Folla vociante in ogni momemto topico. Tra il pubblico vagano mendicanti, donnine, condannati, conversatori.

Il regista  Mario Martone insiste su questi temi delle utopie.  Lo fa con Leopardi e la sua ribellione ai codici prestabiliti, lo fa in Noi credevamo dove in un film teatrale, a differenza di Danton che è un teatro cinematografico, stabilisce i criteri del fallimento dei moti risorgimentali.

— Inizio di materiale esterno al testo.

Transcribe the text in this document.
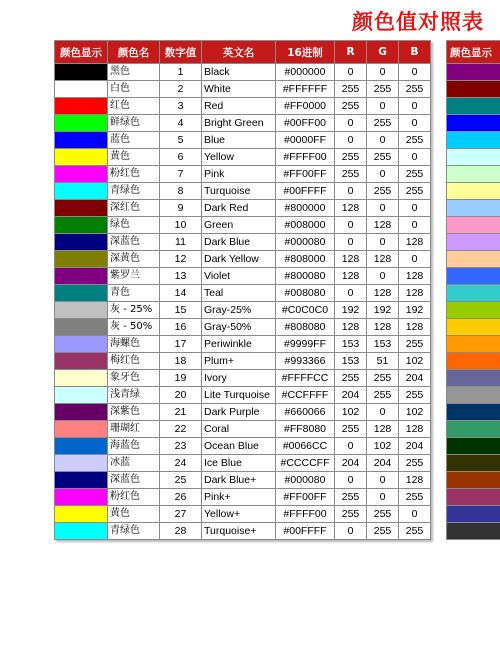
颜色值对照表
颜色显示	颜色名	数字值	英文名	16进制	R	G	B
	黑色	1	Black	#000000	0	0	0
	白色	2	White	#FFFFFF	255	255	255
	红色	3	Red	#FF0000	255	0	0
	鲜绿色	4	Bright Green	#00FF00	0	255	0
	蓝色	5	Blue	#0000FF	0	0	255
	黄色	6	Yellow	#FFFF00	255	255	0
	粉红色	7	Pink	#FF00FF	255	0	255
	青绿色	8	Turquoise	#00FFFF	0	255	255
	深红色	9	Dark Red	#800000	128	0	0
	绿色	10	Green	#008000	0	128	0
	深蓝色	11	Dark Blue	#000080	0	0	128
	深黄色	12	Dark Yellow	#808000	128	128	0
	紫罗兰	13	Violet	#800080	128	0	128
	青色	14	Teal	#008080	0	128	128
	灰 - 25%	15	Gray-25%	#C0C0C0	192	192	192
	灰 - 50%	16	Gray-50%	#808080	128	128	128
	海螺色	17	Periwinkle	#9999FF	153	153	255
	梅红色	18	Plum+	#993366	153	51	102
	象牙色	19	Ivory	#FFFFCC	255	255	204
	浅青绿	20	Lite Turquoise	#CCFFFF	204	255	255
	深紫色	21	Dark Purple	#660066	102	0	102
	珊瑚红	22	Coral	#FF8080	255	128	128
	海蓝色	23	Ocean Blue	#0066CC	0	102	204
	冰蓝	24	Ice Blue	#CCCCFF	204	204	255
	深蓝色	25	Dark Blue+	#000080	0	0	128
	粉红色	26	Pink+	#FF00FF	255	0	255
	黄色	27	Yellow+	#FFFF00	255	255	0
	青绿色	28	Turquoise+	#00FFFF	0	255	255
颜色显示
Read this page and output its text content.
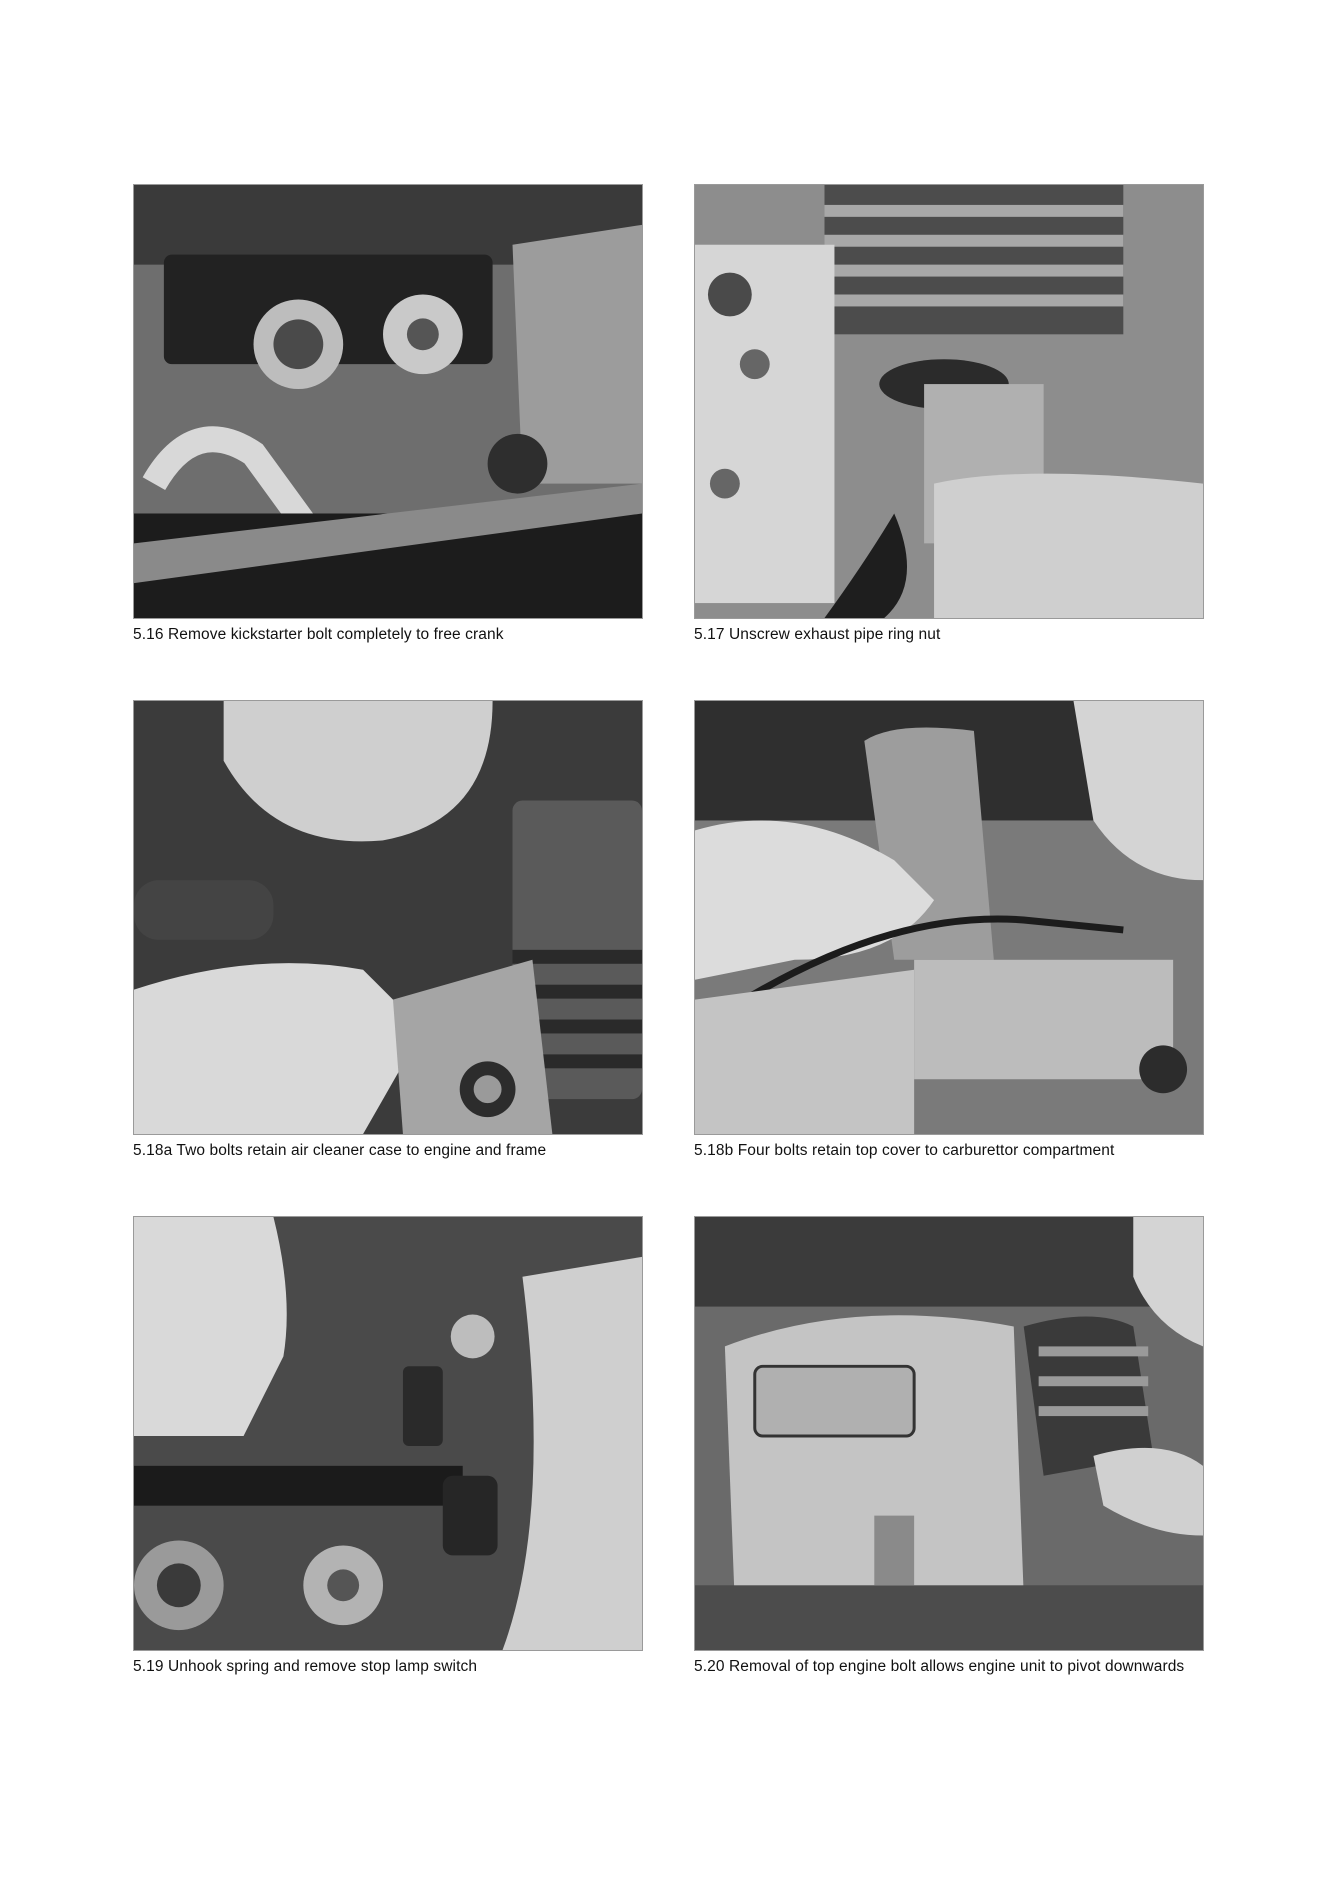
5.16 Remove kickstarter bolt completely to free crank	5.17 Unscrew exhaust pipe ring nut
5.18a Two bolts retain air cleaner case to engine and frame	5.18b Four bolts retain top cover to carburettor compartment
5.19 Unhook spring and remove stop lamp switch	5.20 Removal of top engine bolt allows engine unit to pivot downwards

Un progetto fondamentale, dal punto di vista intellettuale, nei nostri giorni, in cui, più che mai, abbiamo un urgenza di stabilire le tappe storiche delle “tentate” rivoluzioni, anche direi quella sessantotttina, in cui, dopo un moto iniziale chiaro ed urgente, tutto si confonde in ulteriori inserti che ne modificano le giuste intenzioni in quanto lasciano, in quella fase delicatissima emozionale euforica, uno spazio   ad innesti di malintenzionati, o almeno con  intenzioni diverse, anche reazionarie. E il popolo segue i mentori dell’istante.

Grande bisogno di intellettuali che pongano continuamente in essere la questione, ma poi a vedersi se gli intellettuali possano interferire con gli errori.  Sta di fatto che fino ad oggi i funesti approfittatori, ammantati di pseudorivoluzionarismo d’antan, si autoinvestono a Direttorio per far immaginare un popolo che diriga, ma sotto la “guida” di un Direttorio, appunto.

Vale tanto il Danton di Büchner visto da Martone anche se abbondante e impegnativo e a tarda ora. Vale tanto un invito a non dimenticare da cosa nasca il fallimento di una rivolta e la relativa volgarità dei tempi.

Costumi preziosi di Ursula Patzak e arredi sobri, tutto vira sui toni scuri, tranne a tratti una bianca veste di Iaia Forte, moglie di Danton. Le luci efficacissime di Pasquale Mari. Musiche protagoniste al pari di tutto il complesso scenico di Hubert Westkemper.

Gli artisti di grande valore che hanno affollato le scene: Paolo Pierobon eccellente nella veste di Robespierre,  un Fausto Cabra bravo nel ruolo del violento tribuno Saint-Just, il sempre grande Paolo Graziosi (Payne) e ancora Iaia Forte (moglie di Danton), Roberto De Francesco, Denis Fasolo, Roberto Zibetti, Giovanni Calcagno, Michelangelo Dalisi, Francesco Di Leva, Massimilino Speziani, Pietro Faiella, Gianluigi Fogacci, Ernesto Mahieux, Carmine Paternoster, Irene Petris, Mario Pirrello, Alfonso Santagata, Massimiliano Speziani, Luciana Zazzera, e con Matteo Baiardi, Vittorio Camarota, Christian Di Filippo, Claudia Gambino, Giusy Emanuela Iannone, Camilla Nigro, Gloria Restuccia, Marcello Spinetta, Beatrice Vecchione.

Produzione Teatro stabile di Torino. Al Politeama di Napoli fino al 7 maggio.